Tarım: Diyarbakır’da 650 bin hektara yakın bir alan ekilmektedir. Tahıl başta gelen ürünüdür. Sebze ve meyvecilik gelişmektedir. Tahıl ürünü 20 sene içinde 3 misli artmıştır. Başlıca tarım ürünleri ise buğday, arpa, darı, pirinç, mercimek, baklagiller, saf pamuk, tütün, susam ve keten tohumudur. Son 10 sene içinde sebzecilik çok gelişmiştir. Hıyar, domates, patlıcan, biber, fasulye, kabak ve tâze soğan yetişir. Diyarbakır karpuzu ve kavunu iri olduğu gibi, çok lezzetlidir. Türkiye’de yetişen karpuzun % 10’a yakını ve kavunun % 5’i Diyarbakır’da yetişir. Meyvecilikte daha çok üzüm, ceviz, bâdem, nar, dut ve armut yetişir. Diğer meyveler azdır. Sun’î gübre kullanımıyla modern tarım araçları kullanımı artmıştır. Dicle, Diyarbakır’ın Nil’i sayılır. Dicle kenarındaki köylerde “Boranhane” denilen güvercinliklerde binlerce güvercin beslenir.
Kumsal arâzide yetişen karpuzların içine küçük bir çocuk sığabilir. 34 çeşit üzüm, 7 çeşit karpuz yetişir. Karpuz çeşitleri; pembe, sürme, ferikpaşa, yafa, kara, alaca ve Mehmed Emir’dir. İri, tatlı ve kokulu kavunlarından beji, tat, mollaköy ve asma tipi meşhurdur.
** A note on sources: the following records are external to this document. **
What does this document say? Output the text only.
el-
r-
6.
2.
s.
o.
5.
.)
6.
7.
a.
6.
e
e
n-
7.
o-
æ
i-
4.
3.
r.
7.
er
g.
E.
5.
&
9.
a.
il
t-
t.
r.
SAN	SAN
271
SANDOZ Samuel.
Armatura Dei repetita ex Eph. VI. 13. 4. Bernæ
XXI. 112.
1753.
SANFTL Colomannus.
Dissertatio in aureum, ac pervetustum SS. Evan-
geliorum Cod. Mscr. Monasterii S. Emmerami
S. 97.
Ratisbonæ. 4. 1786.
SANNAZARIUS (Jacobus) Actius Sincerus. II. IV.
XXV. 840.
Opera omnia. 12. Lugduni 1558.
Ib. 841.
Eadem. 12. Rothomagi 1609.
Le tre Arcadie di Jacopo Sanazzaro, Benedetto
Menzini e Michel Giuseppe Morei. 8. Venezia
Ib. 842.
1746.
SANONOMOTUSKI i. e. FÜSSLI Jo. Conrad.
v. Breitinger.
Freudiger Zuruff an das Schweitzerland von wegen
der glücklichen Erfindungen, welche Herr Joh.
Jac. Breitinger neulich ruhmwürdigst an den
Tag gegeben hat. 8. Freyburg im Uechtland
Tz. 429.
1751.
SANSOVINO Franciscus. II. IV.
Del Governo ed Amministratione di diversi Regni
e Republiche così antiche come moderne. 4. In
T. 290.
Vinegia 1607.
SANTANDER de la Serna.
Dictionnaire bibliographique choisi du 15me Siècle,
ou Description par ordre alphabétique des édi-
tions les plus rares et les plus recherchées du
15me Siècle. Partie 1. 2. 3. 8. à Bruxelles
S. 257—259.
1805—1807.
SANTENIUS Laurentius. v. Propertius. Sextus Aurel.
Hayvancılık: 350 bin hektara yaklaşan çayır ve mer’aları ile hayvancılığa çok elverişlidir. Hayvancılık verimi henüz düşüktür, kalite ıslahıyle üretim artacaktır. Koyun, kılkeçisi, sığır, eşek ve katır beslenmektedir. 7 bini aşan arı kovanı ile arıcılık gün geçtikçe gelişmektedir.
Ormancılık: Orman alanı 500 bin hektar görülmekteyse de, ormanların önemli kısmı fundalıktır. Mevcut olan ormanların da verimi düşüktür. Ağaçlandırma faaliyeti devâm etmektedir. 220 köy orman içinde ve 103 köy orman kenarındadır. Mevcut ormanların ise % 70’i normal baltalıktır.
Mâdencilik: Türkiye’nin hâlihazırda en zengin petrol yatakları Diyarbakır-Siirt sınırında Siirt’in Batman ilçesi ile Diyarbakır’ın Bismil ilçesi sınırları içindedir. Diyarbakır’da ilk petrol kuyusu 1961’de Shell tarafından açılmıştır. TPAO ise 1973’ten beri faaliyettedir. Memleketimizde senede çıkan 2.5 milyon ton ham petrol istihsâlinin yarısı Diyarbakır’dan elde edilir. Hazro ilçesinde de linyit çıkarılır. Ergani’de bakır mâdeni vardır.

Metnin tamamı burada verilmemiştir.